それでも、言葉にしなければ前に進めない気がした。
急ぎ、教会へ戻る。
――――――
三郎「ルミナさん!」
ルミナ「こんにちは。どうなされました?」
三郎「単刀直入に言います!
僕に修行をつけてください!」
ルミナ「え、ええ……?」
能力検査。
緑の光。
ルミナ「……能力、ありませんね」
三郎「知ってます」
即答だった。
ルミナ「え?」
三郎「続けてください」
ルミナ「……魔法は使えます。
基礎的なものだけですが」
三郎「それで十分です。
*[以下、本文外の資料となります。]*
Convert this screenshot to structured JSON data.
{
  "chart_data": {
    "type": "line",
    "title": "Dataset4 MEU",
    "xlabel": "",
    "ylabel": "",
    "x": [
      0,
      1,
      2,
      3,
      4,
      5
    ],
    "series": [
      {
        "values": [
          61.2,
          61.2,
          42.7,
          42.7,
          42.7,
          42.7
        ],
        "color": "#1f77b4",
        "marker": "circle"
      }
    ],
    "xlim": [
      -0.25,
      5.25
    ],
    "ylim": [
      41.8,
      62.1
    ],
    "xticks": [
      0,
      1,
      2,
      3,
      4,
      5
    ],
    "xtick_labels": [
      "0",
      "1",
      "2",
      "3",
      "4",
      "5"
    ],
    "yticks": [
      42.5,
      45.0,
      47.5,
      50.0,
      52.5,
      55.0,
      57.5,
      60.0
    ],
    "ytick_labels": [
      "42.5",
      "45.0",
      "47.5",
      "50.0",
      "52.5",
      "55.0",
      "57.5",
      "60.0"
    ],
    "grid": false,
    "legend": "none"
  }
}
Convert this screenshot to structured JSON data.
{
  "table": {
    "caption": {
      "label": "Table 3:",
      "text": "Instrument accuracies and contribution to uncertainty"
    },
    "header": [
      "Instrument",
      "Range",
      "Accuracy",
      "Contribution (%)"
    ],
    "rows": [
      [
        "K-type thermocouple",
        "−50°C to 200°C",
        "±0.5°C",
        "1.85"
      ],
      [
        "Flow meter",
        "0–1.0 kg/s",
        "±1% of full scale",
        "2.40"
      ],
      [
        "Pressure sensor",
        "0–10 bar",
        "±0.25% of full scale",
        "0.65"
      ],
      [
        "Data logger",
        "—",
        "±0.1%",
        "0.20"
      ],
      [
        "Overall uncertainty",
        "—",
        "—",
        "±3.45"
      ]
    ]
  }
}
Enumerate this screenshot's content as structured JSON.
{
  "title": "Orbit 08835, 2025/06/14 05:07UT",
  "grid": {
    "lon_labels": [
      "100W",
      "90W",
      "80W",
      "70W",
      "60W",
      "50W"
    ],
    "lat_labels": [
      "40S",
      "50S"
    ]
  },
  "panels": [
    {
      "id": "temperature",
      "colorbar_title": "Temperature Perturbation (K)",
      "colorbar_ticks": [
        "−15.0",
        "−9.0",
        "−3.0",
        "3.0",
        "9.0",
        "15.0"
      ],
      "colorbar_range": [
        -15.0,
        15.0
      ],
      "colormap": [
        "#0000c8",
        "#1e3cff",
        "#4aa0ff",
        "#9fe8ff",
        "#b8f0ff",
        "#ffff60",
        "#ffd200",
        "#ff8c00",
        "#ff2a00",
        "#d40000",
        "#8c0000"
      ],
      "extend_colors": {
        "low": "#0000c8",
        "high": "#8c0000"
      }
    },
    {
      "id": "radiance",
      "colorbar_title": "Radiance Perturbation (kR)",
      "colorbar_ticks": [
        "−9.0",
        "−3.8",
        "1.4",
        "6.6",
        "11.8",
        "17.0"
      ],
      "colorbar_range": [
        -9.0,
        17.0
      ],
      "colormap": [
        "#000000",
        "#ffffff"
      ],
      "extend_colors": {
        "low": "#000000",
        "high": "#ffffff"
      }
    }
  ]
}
お願いします」
ルミナ「3日後、休暇なので……」
三郎「今日の仕事終わりで」
ルミナ「……3日後じゃ?」
三郎「ダメです」
ルミナ「……負けました」
――――――
夕方。
ルミナ「……実は私、半人前のシスターなんです」
三郎「それでもいいです」
ルミナ「教えられるのは基礎だけですよ?」
三郎「はい!」
その瞬間、
ルミナが距離を詰め、腕を掴む。
三郎「(近い!!
……いや、集中だ)」
心拍数が一気に上がる。
三郎「(……基礎、だよな?)」
ルミナの穏やかな笑顔を見て、
一瞬だけ油断した自分を、三郎は後で何度も後悔することになる。
ルミナ「聞いてます?」
三郎「聞いてます!!」
――――――
30分後。
ルミナ「覚えるの、早いですね」
ルミナ「では……私の攻撃を受けてみてください」
三郎「(……基礎、だよな?)」
嫌な予感が、遅れてやってくる。
ルミナ「行きますねー」
三郎「待っ——」
巨大な炎球。
三郎「——!!」
ドカーン。
――――――
三郎「……はっ!!」
飛び起きる。
冷や汗。
三郎「……新しいトラウマが、増えた」
心臓の鼓動は、まだ速い。
だが同時に、
確かに“前より見えていた”感覚も残っていた。